The real problem is not that America needs to promote its own values and cultures to the world, but that the world needs to promote its values and cultures to the U.S. Most Americans are terribly parochial and ignorant about the rest of the world. What makes matters worse is that, in addition to the well-meaning but ignorant fools, you also have the malicious but equally ignorant fools (witness the recent "Islamo-Fascism Awareness Week"). Many of the suggestions Mr. Kaplan made are fine, in and of themselves, but the single most important recommendation I could make to him would come from the Bible (Luke 4:23): "Physician, heal thyself." Instead of spending money seeking to change others, spend your money on trying to change yourselves. Educate yourselves on what the rest of the world is like. Those decades worth of dusty National Geographic magazines obviously haven't done much good in teaching you all about foreign lands and cultures. Instead of seeking foreign college students to attend American universities, hoping that they will be favorably impressed with the U.S., send American college students abroad for at least one year to see what the world is like. (And don't make this program only for those students whose families can afford this; set a goal of, say, 10% of all American college students to study abroad.) Tone down the missionary attitudes and seek to understand how other cultures work the way they do. Often there's a logic that not only makes sense, but may be a superior method for problems common to all of us. Work to tamp down the misinformation being spewed by the malicious but equally ignorant fools. Muslims know the score; relations will never improve as long as Islamophobia runs rampant through the U.S. We can see the obvious historical parallel between today and the antisemitism of Nazi Germany. And last, but certainly not least, please just accept us for the way we are.
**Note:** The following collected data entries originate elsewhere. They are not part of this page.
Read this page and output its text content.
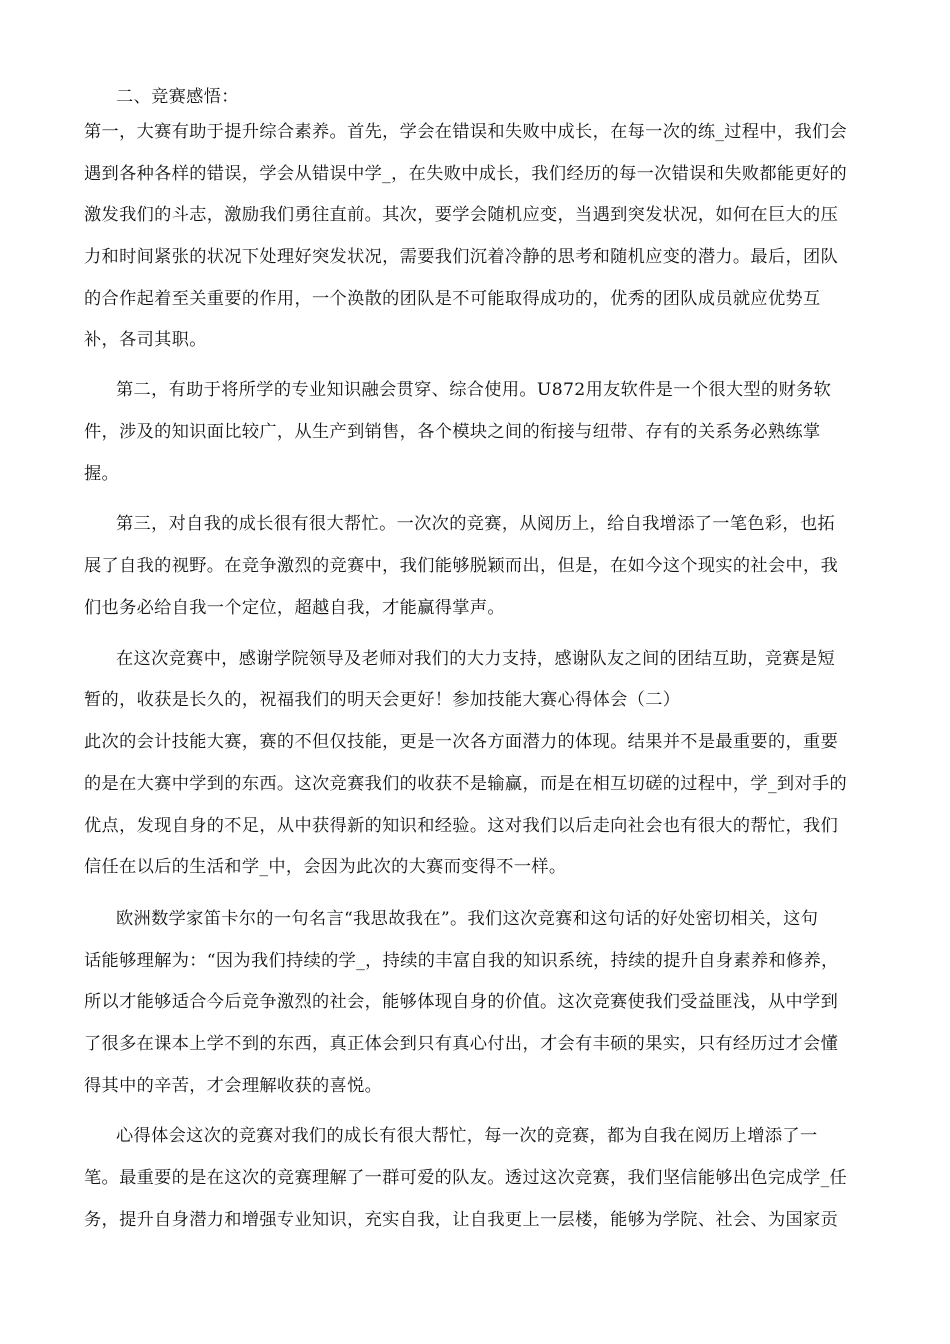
二、竞赛感悟：
第一，大赛有助于提升综合素养。首先，学会在错误和失败中成长，在每一次的练_过程中，我们会
遇到各种各样的错误，学会从错误中学_，在失败中成长，我们经历的每一次错误和失败都能更好的
激发我们的斗志，激励我们勇往直前。其次，要学会随机应变，当遇到突发状况，如何在巨大的压
力和时间紧张的状况下处理好突发状况，需要我们沉着冷静的思考和随机应变的潜力。最后，团队
的合作起着至关重要的作用，一个涣散的团队是不可能取得成功的，优秀的团队成员就应优势互
补，各司其职。
第二，有助于将所学的专业知识融会贯穿、综合使用。U872用友软件是一个很大型的财务软
件，涉及的知识面比较广，从生产到销售，各个模块之间的衔接与纽带、存有的关系务必熟练掌
握。
第三，对自我的成长很有很大帮忙。一次次的竞赛，从阅历上，给自我增添了一笔色彩，也拓
展了自我的视野。在竞争激烈的竞赛中，我们能够脱颖而出，但是，在如今这个现实的社会中，我
们也务必给自我一个定位，超越自我，才能赢得掌声。
在这次竞赛中，感谢学院领导及老师对我们的大力支持，感谢队友之间的团结互助，竞赛是短
暂的，收获是长久的，祝福我们的明天会更好！参加技能大赛心得体会（二）
此次的会计技能大赛，赛的不但仅技能，更是一次各方面潜力的体现。结果并不是最重要的，重要
的是在大赛中学到的东西。这次竞赛我们的收获不是输赢，而是在相互切磋的过程中，学_到对手的
优点，发现自身的不足，从中获得新的知识和经验。这对我们以后走向社会也有很大的帮忙，我们
信任在以后的生活和学_中，会因为此次的大赛而变得不一样。
欧洲数学家笛卡尔的一句名言“我思故我在”。我们这次竞赛和这句话的好处密切相关，这句
话能够理解为：“因为我们持续的学_，持续的丰富自我的知识系统，持续的提升自身素养和修养，
所以才能够适合今后竞争激烈的社会，能够体现自身的价值。这次竞赛使我们受益匪浅，从中学到
了很多在课本上学不到的东西，真正体会到只有真心付出，才会有丰硕的果实，只有经历过才会懂
得其中的辛苦，才会理解收获的喜悦。
心得体会这次的竞赛对我们的成长有很大帮忙，每一次的竞赛，都为自我在阅历上增添了一
笔。最重要的是在这次的竞赛理解了一群可爱的队友。透过这次竞赛，我们坚信能够出色完成学_任
务，提升自身潜力和增强专业知识，充实自我，让自我更上一层楼，能够为学院、社会、为国家贡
One, be sure to visit my update to this post.
Second, this post was linked to the University of Southern California's Center on Public Diplomacy. (Thanks to John Brown!)
And, third, I noted in my web statistics counter that someone at the U.S. State Department visited this post early Tuesday morning (Washington DC time). I hope that this administration will take some of these suggestions (in both this post and in my update) to heart. We are all concerned about the relationship between the U.S. and the Muslim world; let's open the doors of communication and keep Clausewitz and his theory on war ("war is simply a continuation of political intercourse, with the addition of other means") in the closet where he belongs.